Florida

DeSantis Recommends Manny Diaz for Florida Education Commissioner

Diaz has served in the Florida Legislature since 2012. The South Florida Republican has also been a teacher, coach, assistant principal and school administrator

NBC 6

Gov. Ron DeSantis on Thursday recommended that Florida’s next education commissioner be state Sen. Manny Diaz, a former teacher and vice principal who co-sponsored a bill setting new guidelines for race-based discussions in schools.

The State Board of Education needs to appoint a replacement to take over after Commissioner Richard Corcoran leaves at the end of the month. Corcoran, who was appointed in 2018 after serving as Florida House speaker, has said he is stepping down to spend more time with his family.

Diaz has served in the Florida Legislature since 2012. The South Florida Republican has also been a teacher, coach, assistant principal and school administrator.

“Manny Diaz has done a great job in the Legislature on education issues ranging from teacher pay to parental rights and choice,” DeSantis said in a statement.

DeSantis and Diaz were appearing at an event in Hialeah Gardens Friday afternoon.

Diaz co-sponsored a measure that passed the Legislature this past session, but has yet to be signed into law by DeSantis, to set guidelines around discussions teachers and businesses can have about race. The bill was pushed by DeSantis as a means to fight critical race theory and passed the Florida Senate on a party line vote last month.

The legislation bars instruction to make members of a race feel guilty for past actions committed by people of that same race, and bars teaching that meritocracy is racist. It also expands language in state law on requiring teaching on the history of slavery and racial oppression.

Critical race theory centers on the idea that racism is systemic in U.S. institutions and that they function to maintain the dominance of white people in society. There is little to no evidence that critical race theory itself is being taught to K-12 public school students, though some ideas central to it, such as lingering consequences of slavery, have been.

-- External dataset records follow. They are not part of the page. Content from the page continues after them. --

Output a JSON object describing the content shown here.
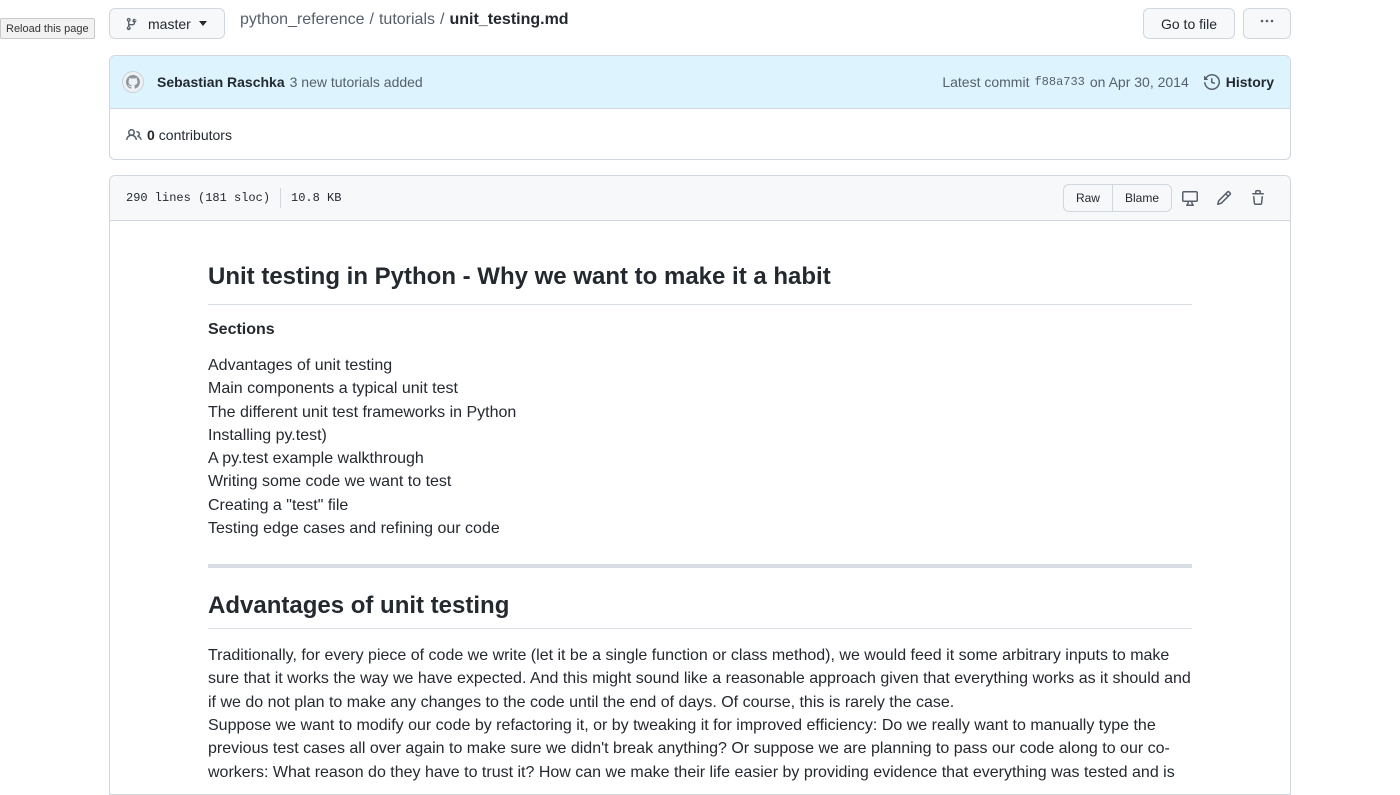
{
  "tooltip": {
    "text": "Reload this page"
  },
  "branch": {
    "name": "master"
  },
  "breadcrumb": {
    "repo": "python_reference",
    "folder": "tutorials",
    "file": "unit_testing.md",
    "separator": "/"
  },
  "toolbar": {
    "goto_label": "Go to file"
  },
  "commit": {
    "author": "Sebastian Raschka",
    "message": "3 new tutorials added",
    "latest_label": "Latest commit",
    "sha": "f88a733",
    "date": "on Apr 30, 2014",
    "history_label": "History"
  },
  "contributors": {
    "count": "0",
    "label": "contributors"
  },
  "file": {
    "lines": "290 lines (181 sloc)",
    "size": "10.8 KB",
    "raw_label": "Raw",
    "blame_label": "Blame"
  },
  "doc": {
    "title": "Unit testing in Python - Why we want to make it a habit",
    "sections_heading": "Sections",
    "sections": [
      "Advantages of unit testing",
      "Main components a typical unit test",
      "The different unit test frameworks in Python",
      "Installing py.test)",
      "A py.test example walkthrough",
      "Writing some code we want to test",
      "Creating a \"test\" file",
      "Testing edge cases and refining our code"
    ],
    "h2": "Advantages of unit testing",
    "para1": "Traditionally, for every piece of code we write (let it be a single function or class method), we would feed it some arbitrary inputs to make sure that it works the way we have expected. And this might sound like a reasonable approach given that everything works as it should and if we do not plan to make any changes to the code until the end of days. Of course, this is rarely the case.",
    "para2": "Suppose we want to modify our code by refactoring it, or by tweaking it for improved efficiency: Do we really want to manually type the previous test cases all over again to make sure we didn't break anything? Or suppose we are planning to pass our code along to our co-workers: What reason do they have to trust it? How can we make their life easier by providing evidence that everything was tested and is"
  },
  "colors": {
    "accent_bg": "#ddf4ff",
    "border": "#d0d7de",
    "text": "#24292f",
    "muted": "#57606a"
  }
}
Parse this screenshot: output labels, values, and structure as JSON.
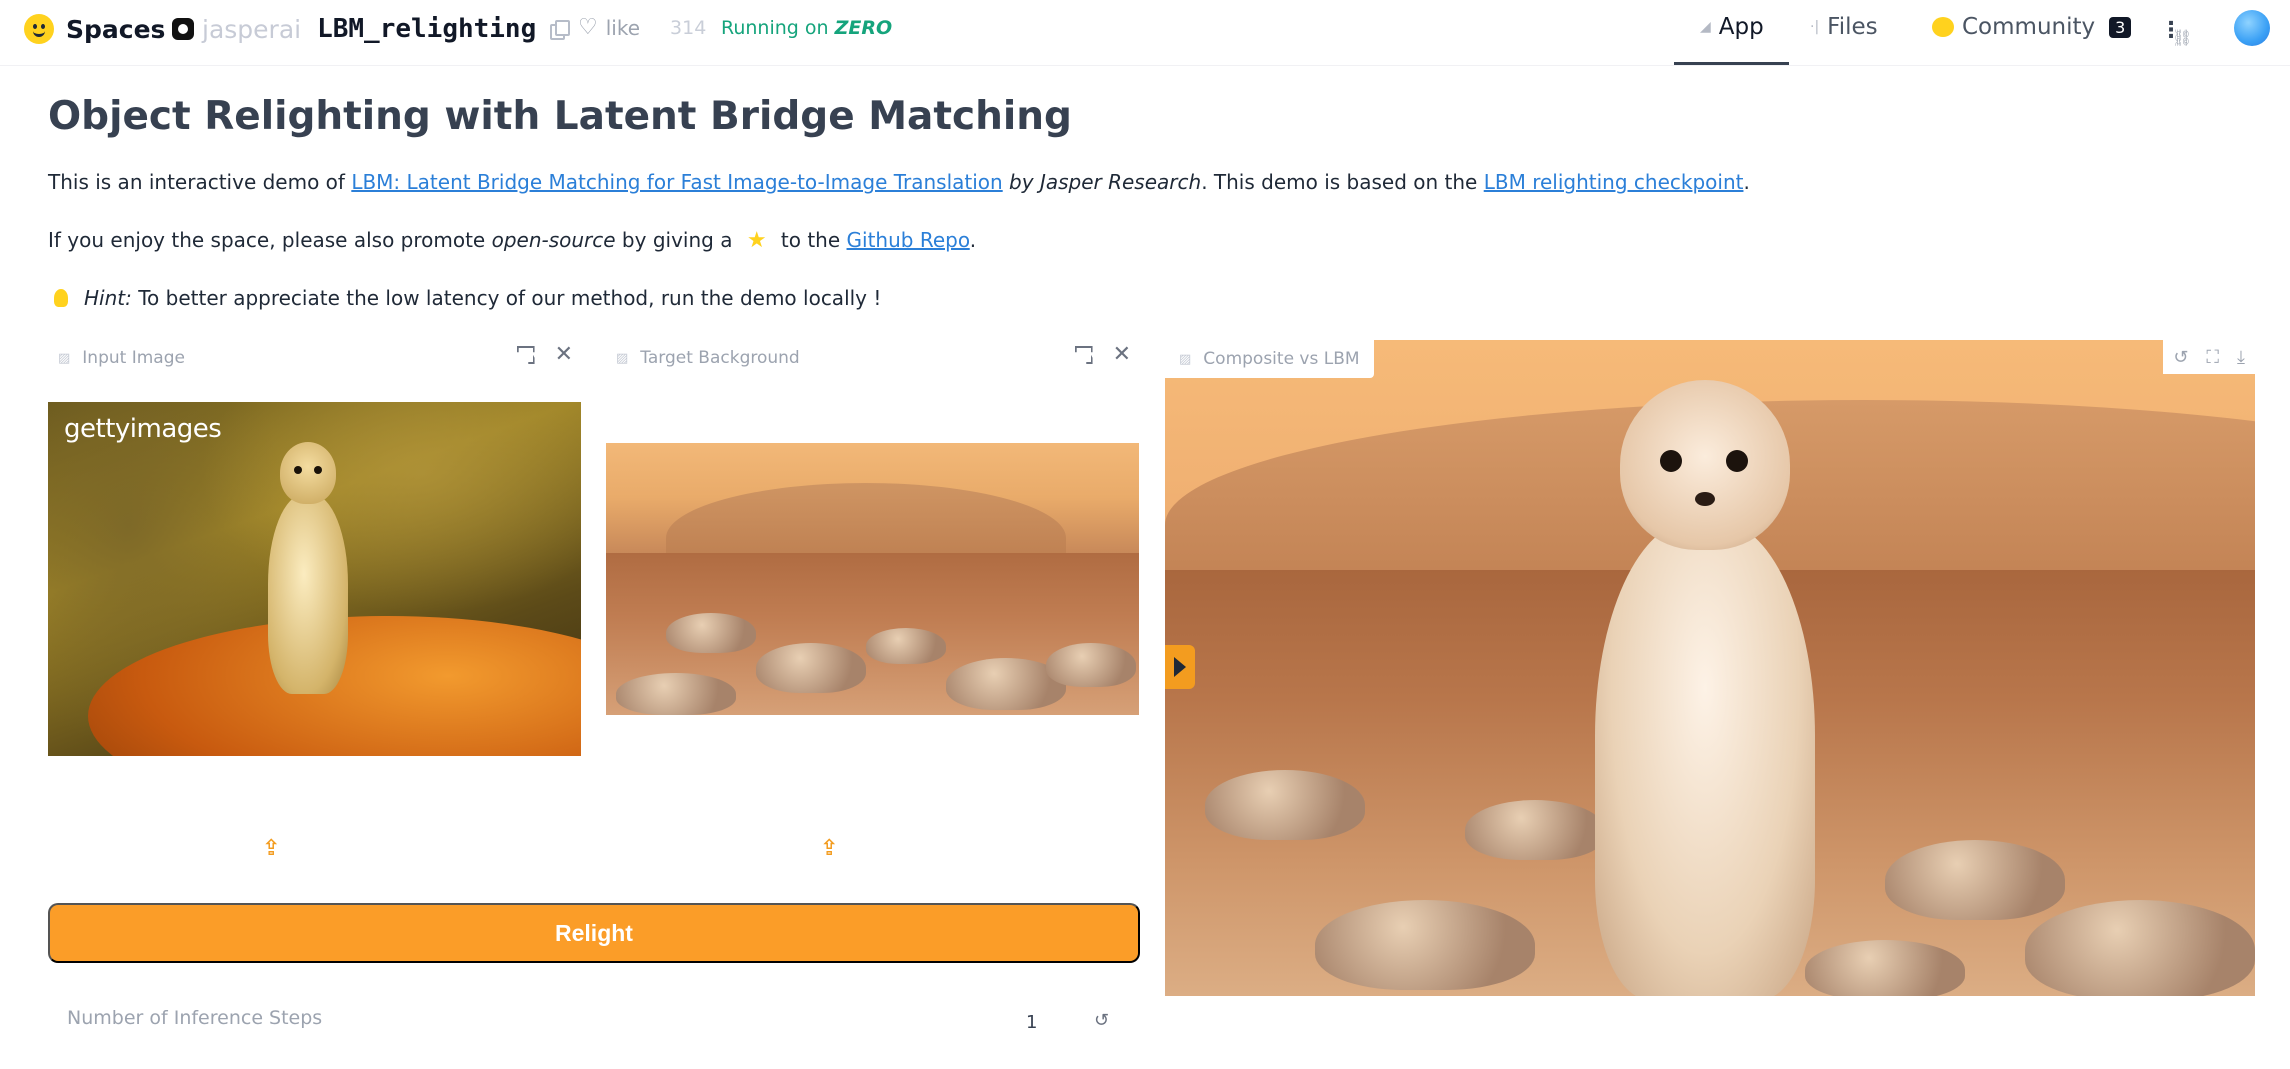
{
  "header": {
    "brand": "Spaces",
    "org": "jasperai",
    "repo": "LBM_relighting",
    "like_label": "like",
    "like_count": "314",
    "running_prefix": "Running on",
    "running_hw": "ZERO",
    "tabs": [
      {
        "label": "App",
        "icon": "app-icon"
      },
      {
        "label": "Files",
        "icon": "files-icon"
      },
      {
        "label": "Community",
        "icon": "community-icon",
        "badge": "3"
      }
    ]
  },
  "main": {
    "title": "Object Relighting with Latent Bridge Matching",
    "p1": {
      "t1": "This is an interactive demo of ",
      "link1": "LBM: Latent Bridge Matching for Fast Image-to-Image Translation",
      "t2": " by Jasper Research",
      "t3": ". This demo is based on the ",
      "link2": "LBM relighting checkpoint",
      "t4": "."
    },
    "p2": {
      "t1": "If you enjoy the space, please also promote ",
      "em": "open-source",
      "t2": " by giving a ",
      "t3": " to the ",
      "link": "Github Repo",
      "t4": "."
    },
    "p3": {
      "hint": "Hint:",
      "text": " To better appreciate the low latency of our method, run the demo locally !"
    }
  },
  "inputs": {
    "input_image_label": "Input Image",
    "target_bg_label": "Target Background",
    "composite_label": "Composite vs LBM",
    "watermark_a": "getty",
    "watermark_b": "images"
  },
  "controls": {
    "relight_label": "Relight",
    "steps_label": "Number of Inference Steps",
    "steps_value": "1"
  },
  "colors": {
    "accent": "#fb9d28",
    "link": "#2b7fd8",
    "running": "#15a47c"
  }
}
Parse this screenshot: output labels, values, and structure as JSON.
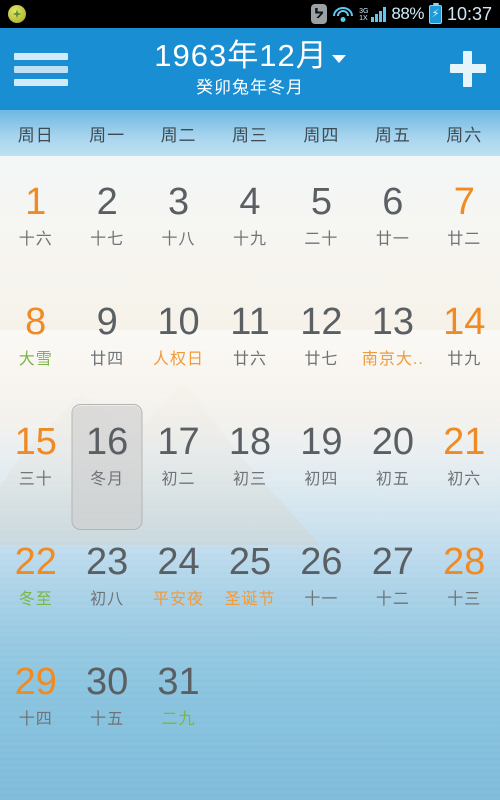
{
  "statusbar": {
    "app_icon": "app-notification-icon",
    "bluetooth_icon": "bluetooth-icon",
    "wifi_icon": "wifi-icon",
    "network_label_top": "3G",
    "network_label_bottom": "1X",
    "signal_icon": "signal-bars-icon",
    "battery_percent": "88%",
    "battery_icon": "battery-charging-icon",
    "battery_glyph": "⚡",
    "clock": "10:37"
  },
  "header": {
    "menu_icon": "hamburger-menu-icon",
    "title": "1963年12月",
    "caret_icon": "chevron-down-icon",
    "subtitle": "癸卯兔年冬月",
    "add_icon": "plus-icon",
    "accent_color": "#1a8ed2"
  },
  "weekdays": [
    "周日",
    "周一",
    "周二",
    "周三",
    "周四",
    "周五",
    "周六"
  ],
  "colors": {
    "weekend": "#f08a22",
    "weekday": "#5a5f63",
    "lunar": "#6f7478",
    "festival": "#f09a3c",
    "solar_term": "#7ab648",
    "selection": "#cdcdcd"
  },
  "selected_day": 16,
  "days": [
    {
      "num": "1",
      "lunar": "十六",
      "weekend": true,
      "lunar_style": "plain"
    },
    {
      "num": "2",
      "lunar": "十七",
      "weekend": false,
      "lunar_style": "plain"
    },
    {
      "num": "3",
      "lunar": "十八",
      "weekend": false,
      "lunar_style": "plain"
    },
    {
      "num": "4",
      "lunar": "十九",
      "weekend": false,
      "lunar_style": "plain"
    },
    {
      "num": "5",
      "lunar": "二十",
      "weekend": false,
      "lunar_style": "plain"
    },
    {
      "num": "6",
      "lunar": "廿一",
      "weekend": false,
      "lunar_style": "plain"
    },
    {
      "num": "7",
      "lunar": "廿二",
      "weekend": true,
      "lunar_style": "plain"
    },
    {
      "num": "8",
      "lunar": "大雪",
      "weekend": true,
      "lunar_style": "green"
    },
    {
      "num": "9",
      "lunar": "廿四",
      "weekend": false,
      "lunar_style": "plain"
    },
    {
      "num": "10",
      "lunar": "人权日",
      "weekend": false,
      "lunar_style": "orange"
    },
    {
      "num": "11",
      "lunar": "廿六",
      "weekend": false,
      "lunar_style": "plain"
    },
    {
      "num": "12",
      "lunar": "廿七",
      "weekend": false,
      "lunar_style": "plain"
    },
    {
      "num": "13",
      "lunar": "南京大..",
      "weekend": false,
      "lunar_style": "orange"
    },
    {
      "num": "14",
      "lunar": "廿九",
      "weekend": true,
      "lunar_style": "plain"
    },
    {
      "num": "15",
      "lunar": "三十",
      "weekend": true,
      "lunar_style": "plain"
    },
    {
      "num": "16",
      "lunar": "冬月",
      "weekend": false,
      "lunar_style": "plain"
    },
    {
      "num": "17",
      "lunar": "初二",
      "weekend": false,
      "lunar_style": "plain"
    },
    {
      "num": "18",
      "lunar": "初三",
      "weekend": false,
      "lunar_style": "plain"
    },
    {
      "num": "19",
      "lunar": "初四",
      "weekend": false,
      "lunar_style": "plain"
    },
    {
      "num": "20",
      "lunar": "初五",
      "weekend": false,
      "lunar_style": "plain"
    },
    {
      "num": "21",
      "lunar": "初六",
      "weekend": true,
      "lunar_style": "plain"
    },
    {
      "num": "22",
      "lunar": "冬至",
      "weekend": true,
      "lunar_style": "green"
    },
    {
      "num": "23",
      "lunar": "初八",
      "weekend": false,
      "lunar_style": "plain"
    },
    {
      "num": "24",
      "lunar": "平安夜",
      "weekend": false,
      "lunar_style": "orange"
    },
    {
      "num": "25",
      "lunar": "圣诞节",
      "weekend": false,
      "lunar_style": "orange"
    },
    {
      "num": "26",
      "lunar": "十一",
      "weekend": false,
      "lunar_style": "plain"
    },
    {
      "num": "27",
      "lunar": "十二",
      "weekend": false,
      "lunar_style": "plain"
    },
    {
      "num": "28",
      "lunar": "十三",
      "weekend": true,
      "lunar_style": "plain"
    },
    {
      "num": "29",
      "lunar": "十四",
      "weekend": true,
      "lunar_style": "plain"
    },
    {
      "num": "30",
      "lunar": "十五",
      "weekend": false,
      "lunar_style": "plain"
    },
    {
      "num": "31",
      "lunar": "二九",
      "weekend": false,
      "lunar_style": "green"
    }
  ]
}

Black senators have said they believe the bill will have a chilling effect on how African American history is taught because teachers will fear lawsuits if students’ parents object to how they present subjects like slavery, segregation, lynchings and the continued presence of racism in the United States.

Diaz, a Cuban-American, has said the bill doesn’t prevent the teaching of horrific moments in the country’s history.

“No one is trying to wash out or erase history,” Diaz said last month. “They have to teach about the fact that we had slavery, that we had Jim Crow laws ... but our history also includes the fact that we have fought to remove those terrible things from our laws and our society.”